I'm pigheaded on this. I don't believe it's true. How would such an obscure trait develop in nature and then stay until such peculiar circumstance occured?


----------



## sqkcrk (Dec 10, 2005)

Daniel Y said:


> I have seen comments that indicate bees may move eggs.


I have seen comments that extraterestrial aliens landed at Area 54.


----------



## sqkcrk (Dec 10, 2005)

jim lyon said:


> Personally I think the chances of bees moving an egg up through an excluder are approximately the same as a woman getting pregnant from a toilet seat......makes a good story albeit a tough one to either prove or disprove.


People do have sex on toilet seats. So I have heard.


----------



## marshmasterpat (Jun 26, 2013)

sqkcrk said:


> I have seen comments that extraterestrial aliens landed at Area 54.


Thought that was area 51? lol


----------



## Rader Sidetrack (Nov 30, 2011)

Those extraterrestrial aliens landed at Area 54, then moved picked up and their eggs to Area 51.


----------



## Saltybee (Feb 9, 2012)

I've been reading some posts that say small cell is only found in area 51.


----------



## TWall (May 19, 2010)

I'd stay away from toliet seats at area 51 myself.

Tom


----------



## Lauri (Feb 1, 2012)

Rader Sidetrack said:


> Those extraterrestrial aliens landed at Area 54, then moved picked up and their eggs to Area 51.

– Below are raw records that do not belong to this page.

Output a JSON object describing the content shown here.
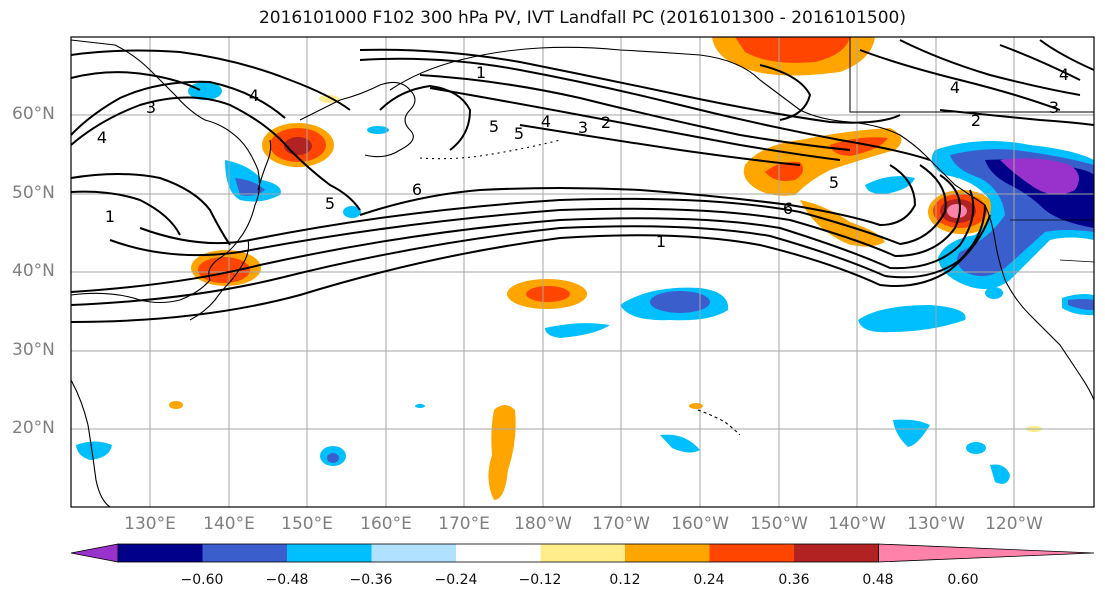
{
  "title": "2016101000 F102 300 hPa PV, IVT Landfall PC (2016101300 - 2016101500)",
  "lat_labels": [
    "60°N",
    "50°N",
    "40°N",
    "30°N",
    "20°N"
  ],
  "lon_labels": [
    "130°E",
    "140°E",
    "150°E",
    "160°E",
    "170°E",
    "180°W",
    "170°W",
    "160°W",
    "150°W",
    "140°W",
    "130°W",
    "120°W"
  ],
  "contour_labels": [
    "1",
    "2",
    "3",
    "4",
    "5",
    "6"
  ],
  "colorbar": {
    "tick_labels": [
      "−0.60",
      "−0.48",
      "−0.36",
      "−0.24",
      "−0.12",
      "0.12",
      "0.24",
      "0.36",
      "0.48",
      "0.60"
    ],
    "colors": [
      "#9932CC",
      "#00008B",
      "#3A5FCD",
      "#00BFFF",
      "#B0E2FF",
      "#FFFFFF",
      "#FFEC8B",
      "#FFA500",
      "#FF4500",
      "#B22222",
      "#FF82AB"
    ]
  }
}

Laughed out loud on this one :applause:

You guys!:gh:


----------



## RayMarler (Jun 18, 2008)

The debate of whether bees will move eggs or not has been going on for at least a hundred years. 

I suggest reading Scientific Queen Rearing by G.M.Doolittle. He did a lot of experiments and wrote his reasons for thinking and doing what he did. Very enlightening.

From my many readings and from my experiences, I say no, bees don't move eggs. I will not say they don't ever, anything is possible I guess, and there are people who say it does happen. I'm not there to see myself, and even if it does happen, it surely does not happen often enough (if it does at all) to be relied upon in any queen rearing operations or management.


----------



## Daniel Y (Sep 12, 2011)

And this is now the second time in two weeks I have heard area 54 exists. And I am not making that up. But just having driven through that area I would say that Aliens would not be the strangest thing you could run into. What is placed right out in front of you makes you wonder what is going on.

You don't know, what you don't know.


----------



## sqkcrk (Dec 10, 2005)

Daniel Y said:


> You don't know, what you don't know.


Which would apply to everything you think you know, wouldn't it?


----------



## Daniel Y (Sep 12, 2011)

No Mark, it would apply to everything I don't know. Amazing how constantly the simplest principle just passes right over your head. What I think I know I am perfect aware of. That would be why I know I think it. Please show one instance where I had a thought that I had no idea I had. Or am I mistaken and this is just one more case where you are so eager to be insulting that you make yourself look like an idiot.


----------



## sqkcrk (Dec 10, 2005)

chuckle, chuckle, chuckle, Thanks.

I was just thinking about what Donald Rumsfeld said about "knowns", "unknowns", and "unknown unknowns". That's all.

Larry, I see what you meant.


----------